The horror genre has always been slightly self-reverential, particularly in the manner of its titles. Alfred Hitchcock did it best with Tales to Be Read with The Lights On (although one does wonder how else you should read) and Stories That Go Bump In The Night, while Clive Barker’s Books of Blood and Poe’s Tales of the Macabre prove that this sort of thing is not just for British film directors.
So too then does Nonsomnia by Maria Raven. Not insomnia, you’ll note, not a lack of ability to sleep, but rather nonsomnia, a lack of desire to sleep. The question this poses is: does the book live up to the hype of its own title?
In Nonsomnia, Maria Raven takes us on a journey through the twists and turns of her own subconscious, and a delightfully dark trip it turns out to be.
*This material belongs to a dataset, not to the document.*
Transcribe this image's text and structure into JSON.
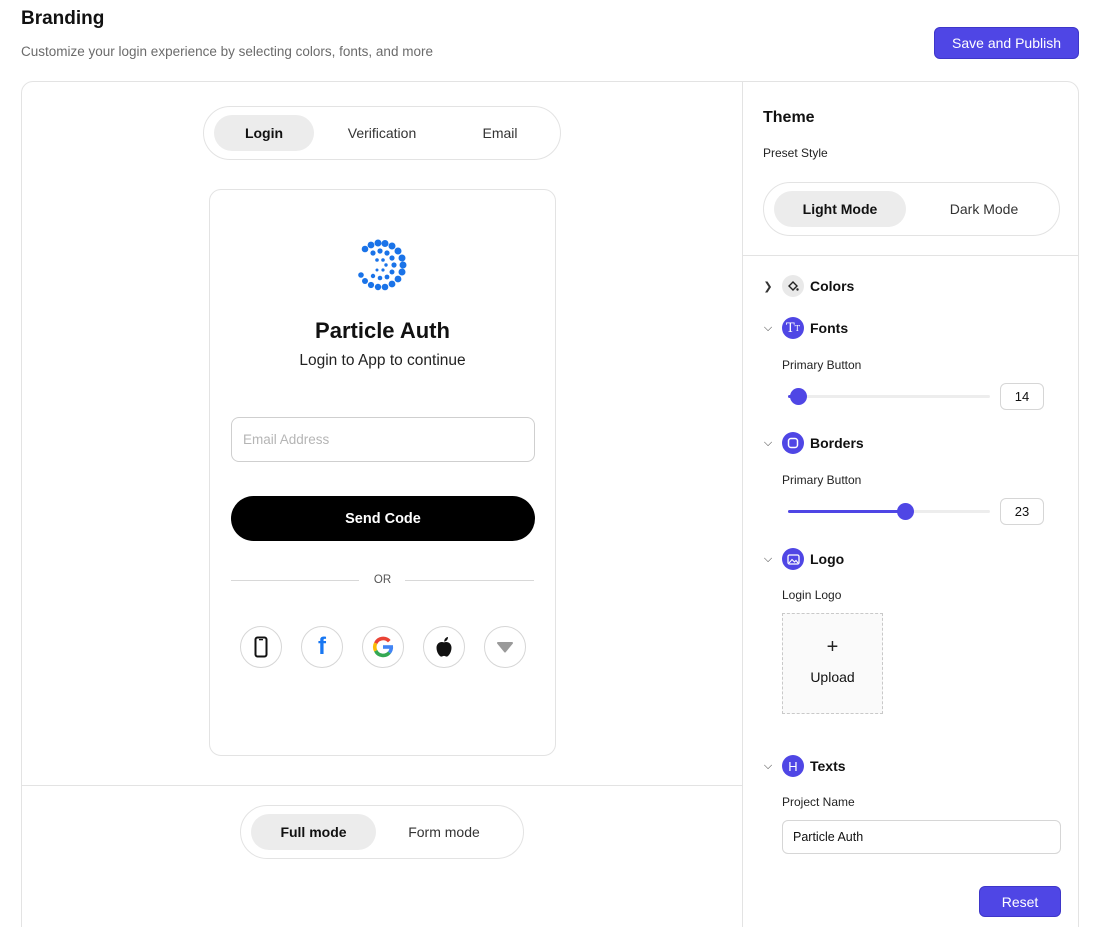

The book is an anthology of horror tales, each of which shows a remarkable amount of imagination. The book has tales of resurrection, of hauntings, of visitations and other supernatural trappings, but the thread that joins the stories and drives the narrative of each is human greed.
And All Those Callas tells us the tale of a funeral director who is a little too good at his job, and why. In Arium we discover why you shouldn’t wander around Roman ruins at night, particularly when you’re told not to. The results of a particularly poor job choice are shown in Babies in Hell, while Boris and the Chest tells us what happens when the wrong women are pushed too far. In Bye-Bye Sweetie we learn that sometimes things should stay dead. Maria and the Raven lets us know that, while all good things may come to those who wait, the opposite is also true. The title story, Nonsomnia, concerns itself with why it’s never a good idea to be too controlling, and Picking Up Mushrooms shows that a helping hand may not be what it seems. School is a superbly gothic turn, while The Drugstore is one of those lovely shops of horror fiction where the cure may be worse than the disease. In The Painting of Hans we see Raven beginning to move into longer, more complex writing with a tale not unlike something out of Lovecraft. Wedding shows us that the friend of your friend is not necessarily someone to trust, and the final story, Medicine, continues this theme.
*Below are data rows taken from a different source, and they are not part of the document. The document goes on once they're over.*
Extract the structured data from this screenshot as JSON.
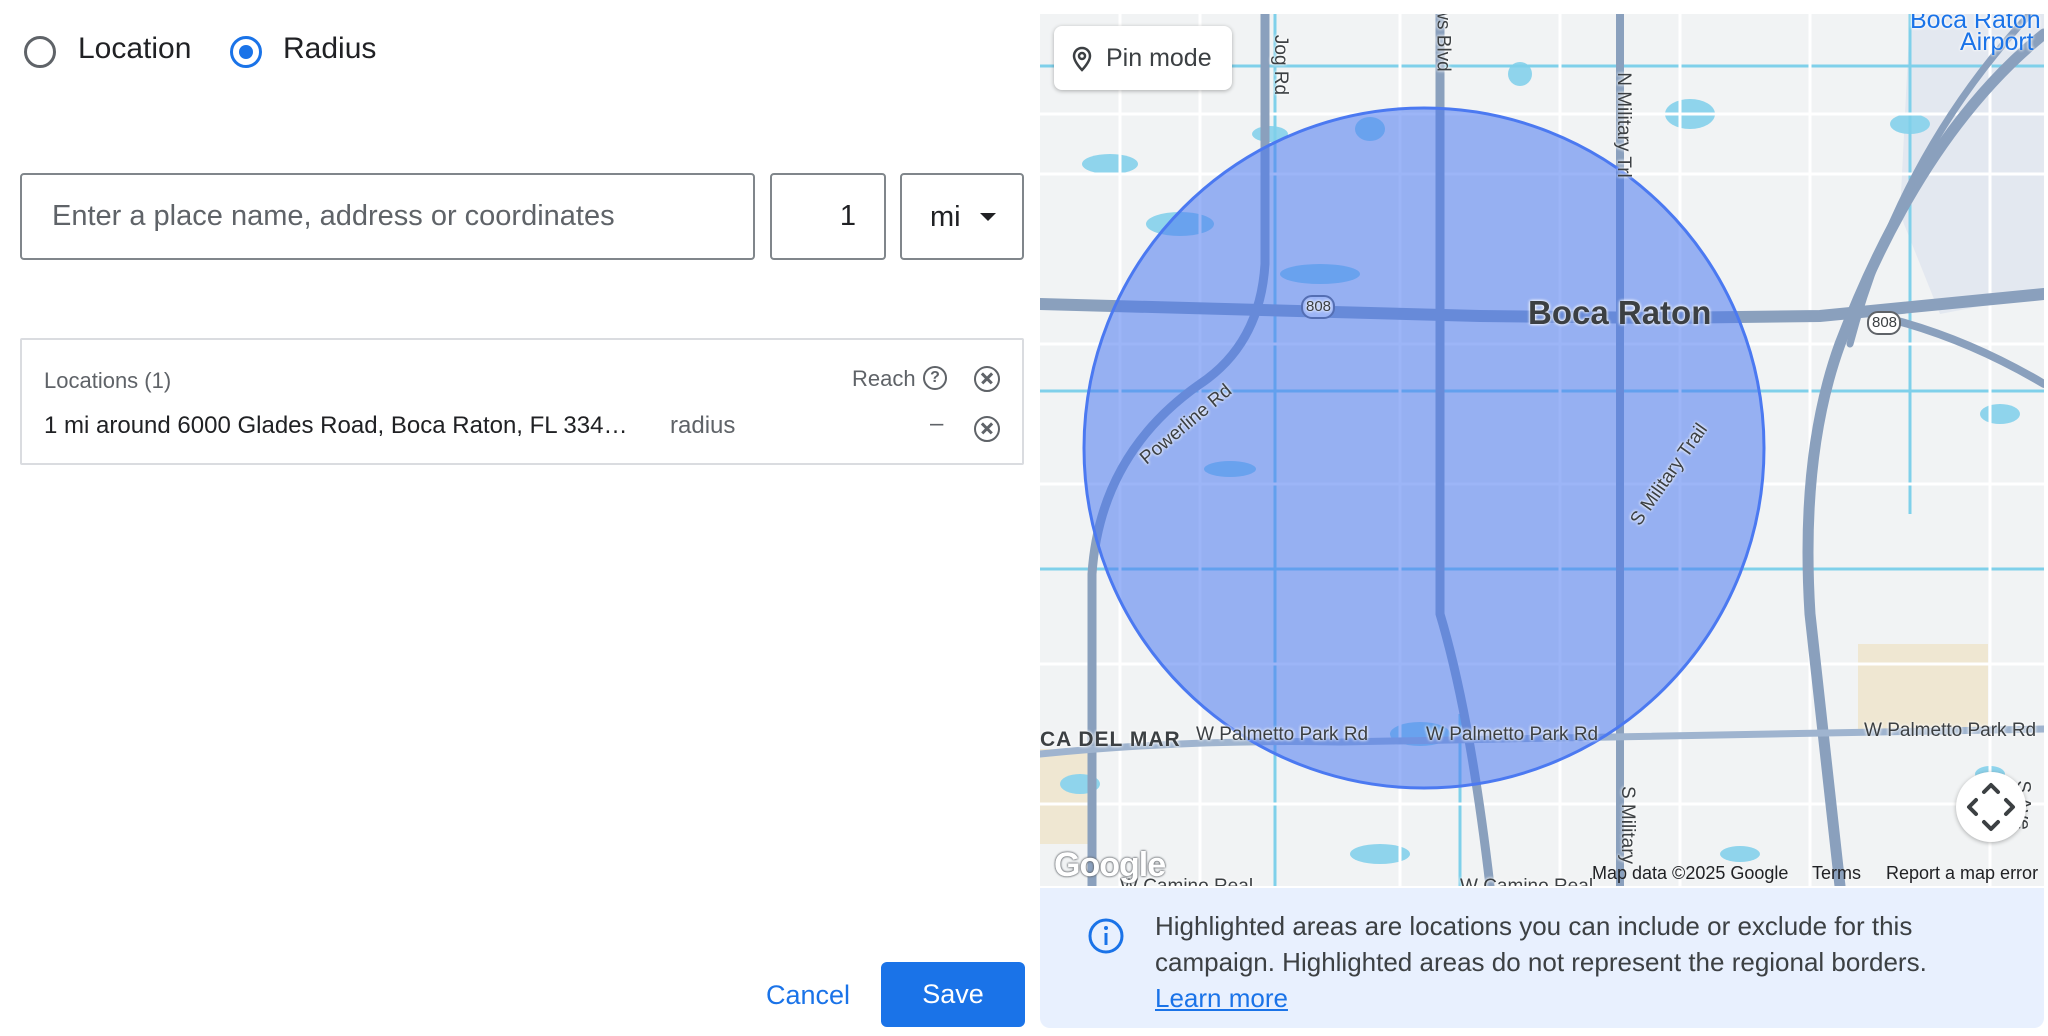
{
  "mode": {
    "location_label": "Location",
    "radius_label": "Radius",
    "selected": "Radius"
  },
  "search": {
    "placeholder": "Enter a place name, address or coordinates",
    "value": ""
  },
  "radius": {
    "value": "1",
    "unit": "mi"
  },
  "locations": {
    "header": "Locations (1)",
    "reach_label": "Reach",
    "items": [
      {
        "text": "1 mi around 6000 Glades Road, Boca Raton, FL 334…",
        "type": "radius",
        "reach": "–"
      }
    ]
  },
  "footer": {
    "cancel_label": "Cancel",
    "save_label": "Save"
  },
  "map": {
    "pin_mode_label": "Pin mode",
    "labels": {
      "city": "Boca Raton",
      "airport_1": "Boca Raton",
      "airport_2": "Airport",
      "jog_rd": "Jog Rd",
      "ws_blvd": "ws Blvd",
      "n_military": "N Military Trl",
      "powerline": "Powerline Rd",
      "s_military_trail": "S Military Trail",
      "shield_808": "808",
      "ca_del_mar": "CA DEL MAR",
      "w_palmetto_1": "W Palmetto Park Rd",
      "w_palmetto_2": "W Palmetto Park Rd",
      "w_palmetto_3": "W Palmetto Park Rd",
      "s_military_bottom": "S Military",
      "w_camino": "W Camino Real",
      "w_camino_2": "W Camino Real",
      "s_ave": "S Ave"
    },
    "google_logo": "Google",
    "attribution": "Map data ©2025 Google",
    "terms": "Terms",
    "report": "Report a map error",
    "radius_color": "#4b79f1"
  },
  "info": {
    "text": "Highlighted areas are locations you can include or exclude for this campaign. Highlighted areas do not represent the regional borders.",
    "link": "Learn more"
  },
  "colors": {
    "accent": "#1a73e8",
    "info_bg": "#e8f0fe"
  }
}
The stories are all generally Eastern European in both location and conception, and some of them feel as if they were straight out of a book of suitably dark fairy tales. They are simply told but, rather than feeling childish or amateur, the author gives them a suitably ethereal quality. Raven’s writing is not easy to follow at times and some of the stories end abruptly, but rather than feel odd this seems entirely in character with the book as a whole, and particularly harkens back to the work of Ambrose Bierce.
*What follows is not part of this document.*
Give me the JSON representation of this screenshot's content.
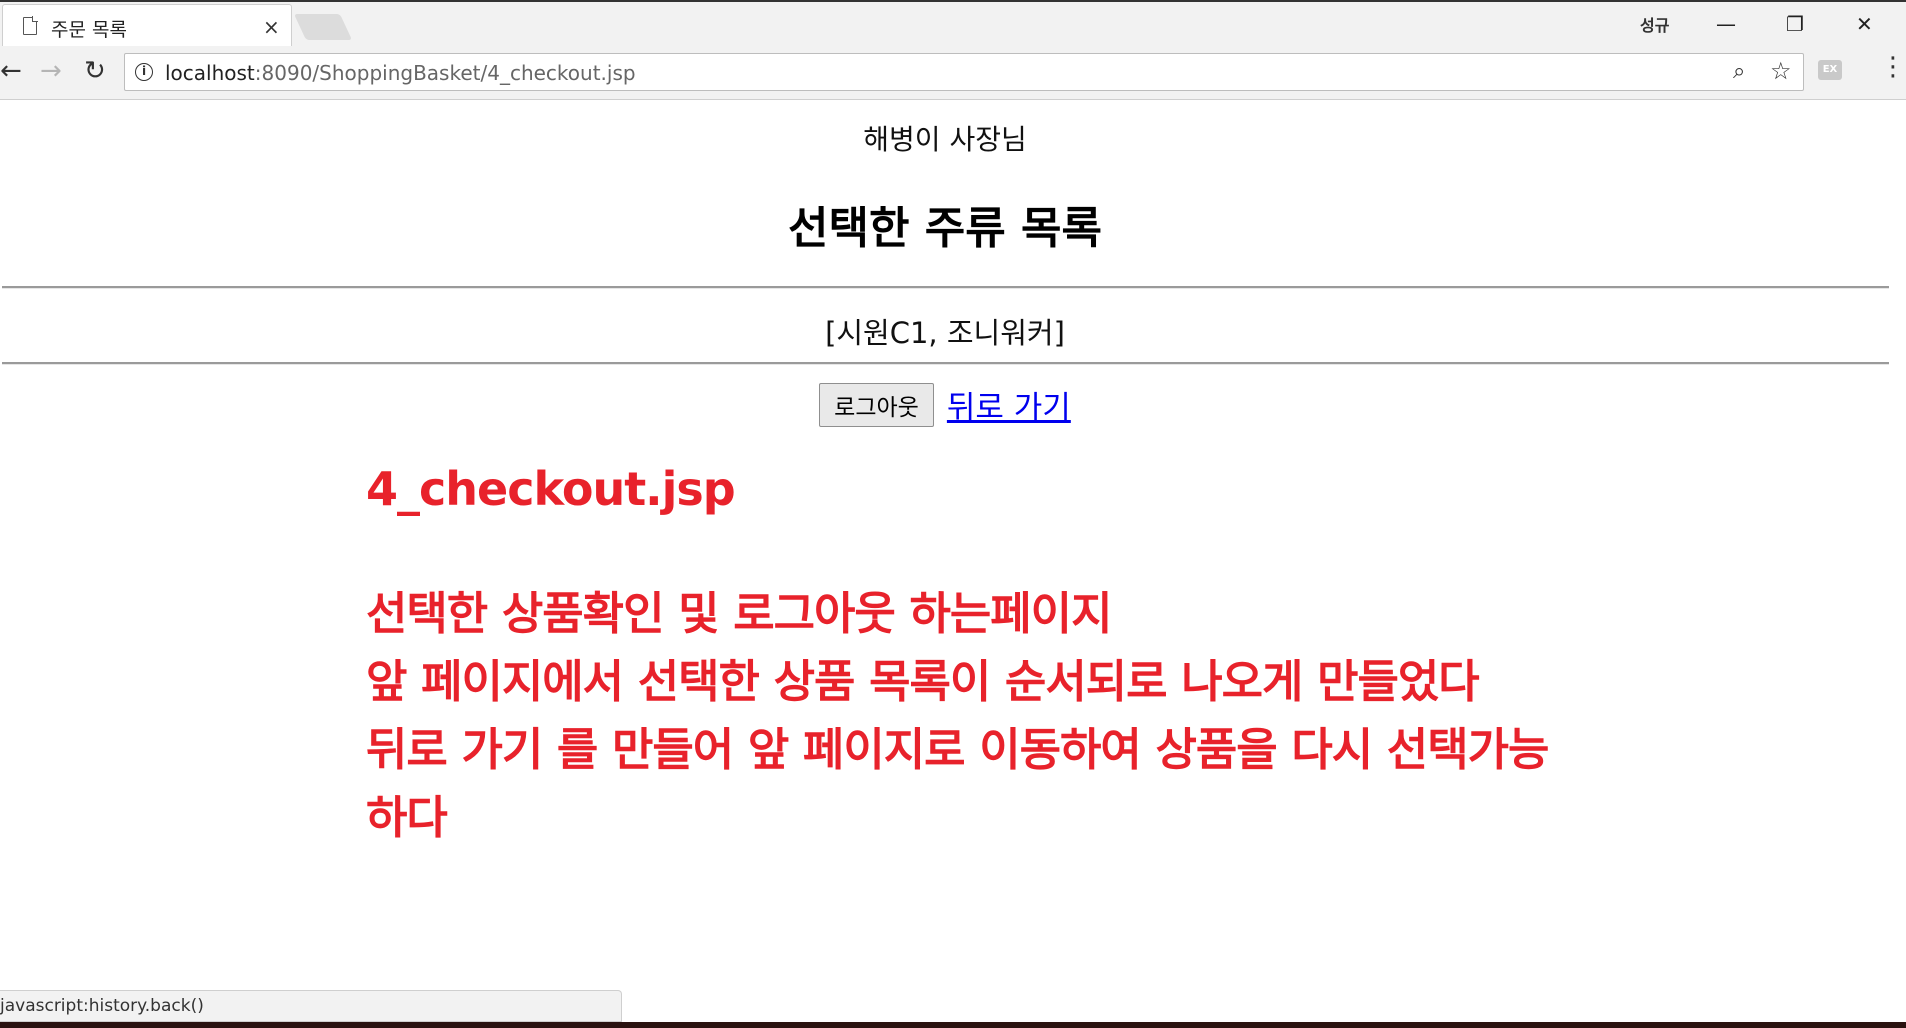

A note must be made however, of the editing, or lack of it. Austin Macauley do not seem to have taken this element of the publishing process seriously, and there are any number of simple errors through the book. The order of the stories too must be looked at, as several of them are similar in plot and subject matter, but are adjacent to one another. These should have been separated, to enliven the tone of the anthology as a whole.
At its core, Nonsomnia is a trip down a dark path, one that will frighten but ultimately also entertain.